Draw graph wherein vertices are ArrayPlots

r := RandomReal[{0, 1}, {10, 10}]; 
Graph[{1 \[UndirectedEdge] 2, 2 \[UndirectedEdge] 3, 3 \[UndirectedEdge] 1}, 
   VertexShape -> {1 -> ArrayPlot[r], 2 -> ArrayPlot[r],  3 -> ArrayPlot[r]}, 
   VertexSize -> Medium]

I think it is a bit closer than bill's answer

r = {{1, {0, 0, 1}}, {2, {0, 1, 0}}, {3, {1, 1, 0}}};

Graph[{1 -> 2, 2 -> 3, 3 -> 1}, 
  VertexShape -> (# -> ArrayPlot[{#2}, PlotRangePadding -> 0] & @@@ r),
    VertexSize -> {0.3, 0.1}]

I thought you may adopt this neat Demonstration by Stephen Wolfram. You can download the source code notebook right there where the link points, but the code is so small I gave it here too. Note the cool trick - when graph becomes too large, vertices become dots - may come handy.
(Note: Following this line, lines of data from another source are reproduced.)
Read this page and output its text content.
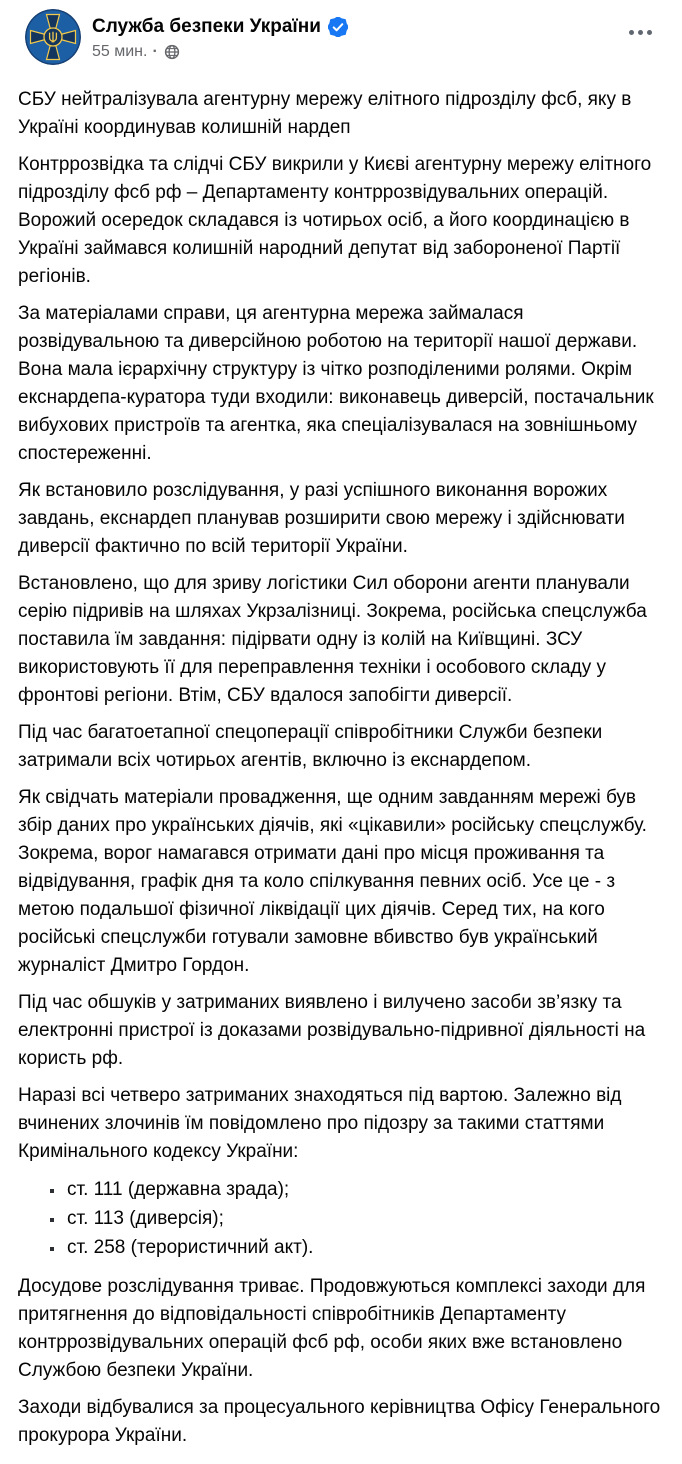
Служба безпеки України
55 мин. ·

СБУ нейтралізувала агентурну мережу елітного підрозділу фсб, яку в Україні координував колишній нардеп

Контррозвідка та слідчі СБУ викрили у Києві агентурну мережу елітного підрозділу фсб рф – Департаменту контррозвідувальних операцій. Ворожий осередок складався із чотирьох осіб, а його координацією в Україні займався колишній народний депутат від забороненої Партії регіонів.

За матеріалами справи, ця агентурна мережа займалася розвідувальною та диверсійною роботою на території нашої держави. Вона мала ієрархічну структуру із чітко розподіленими ролями. Окрім екснардепа-куратора туди входили: виконавець диверсій, постачальник вибухових пристроїв та агентка, яка спеціалізувалася на зовнішньому спостереженні.

Як встановило розслідування, у разі успішного виконання ворожих завдань, екснардеп планував розширити свою мережу і здійснювати диверсії фактично по всій території України.

Встановлено, що для зриву логістики Сил оборони агенти планували серію підривів на шляхах Укрзалізниці. Зокрема, російська спецслужба поставила їм завдання: підірвати одну із колій на Київщині. ЗСУ використовують її для переправлення техніки і особового складу у фронтові регіони. Втім, СБУ вдалося запобігти диверсії.

Під час багатоетапної спецоперації співробітники Служби безпеки затримали всіх чотирьох агентів, включно із екснардепом.

Як свідчать матеріали провадження, ще одним завданням мережі був збір даних про українських діячів, які «цікавили» російську спецслужбу. Зокрема, ворог намагався отримати дані про місця проживання та відвідування, графік дня та коло спілкування певних осіб. Усе це - з метою подальшої фізичної ліквідації цих діячів. Серед тих, на кого російські спецслужби готували замовне вбивство був український журналіст Дмитро Гордон.

Під час обшуків у затриманих виявлено і вилучено засоби зв’язку та електронні пристрої із доказами розвідувально-підривної діяльності на користь рф.

Наразі всі четверо затриманих знаходяться під вартою. Залежно від вчинених злочинів їм повідомлено про підозру за такими статтями Кримінального кодексу України:

▪ ст. 111 (державна зрада);
▪ ст. 113 (диверсія);
▪ ст. 258 (терористичний акт).

Досудове розслідування триває. Продовжуються комплексі заходи для притягнення до відповідальності співробітників Департаменту контррозвідувальних операцій фсб рф, особи яких вже встановлено Службою безпеки України.

Заходи відбувалися за процесуального керівництва Офісу Генерального прокурора України.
Cellular Automaton State Transition Diagrams

Manipulate[
 If[icon, Labeled[#, 
     Grid[{Column[
          Map[ArrayPlot[{#}, Mesh -> True, Frame -> False, 
             ImageSize -> 8 Length[#]] &, #], Center, 
          Spacings -> .025] & /@ 
        Thread[{Tuples[{1, 0}, 3], List /@ IntegerDigits[rn, 2, 8]}]},
       Frame -> All, FrameStyle -> GrayLevel[1/GoldenRatio]]], #] &[
  GraphPlot[# -> CellularAutomaton[rn, #] & /@ Tuples[{1, 0}, w], 
   ImageSize -> {500, 375}, 
   VertexRenderingFunction -> (With[{p = {Darker[Blue, .7], 
          Point[#]}}, 
       If[! label, p, 
        If[w < 7, 
         Inset[ArrayPlot[{#2}, Mesh -> True, Frame -> False, 
           ImageSize -> 7 { Length[#2], 1}], #], 
         Tooltip[p, 
          Dynamic[ArrayPlot[{#2}, Mesh -> True, Frame -> False, 
            ImageSize -> 7 { Length[#2], 1}]]]]]] &), 
   DirectedEdges -> True]], {{rn, 110, "rule number"}, 0, 255, 1, 
  Appearance -> "Labeled"},
 {{w, 5, "width"}, 3, 12, 1, Appearance -> "Labeled"}, Delimiter,
 {{label, If[w < 7, True, False], "show states"}, {True, False}},
 {{icon, False, "show rule icon"}, {True, False}}, 
 AutorunSequencing -> {{1, 20}, {3, 5}}, SaveDefinitions -> True]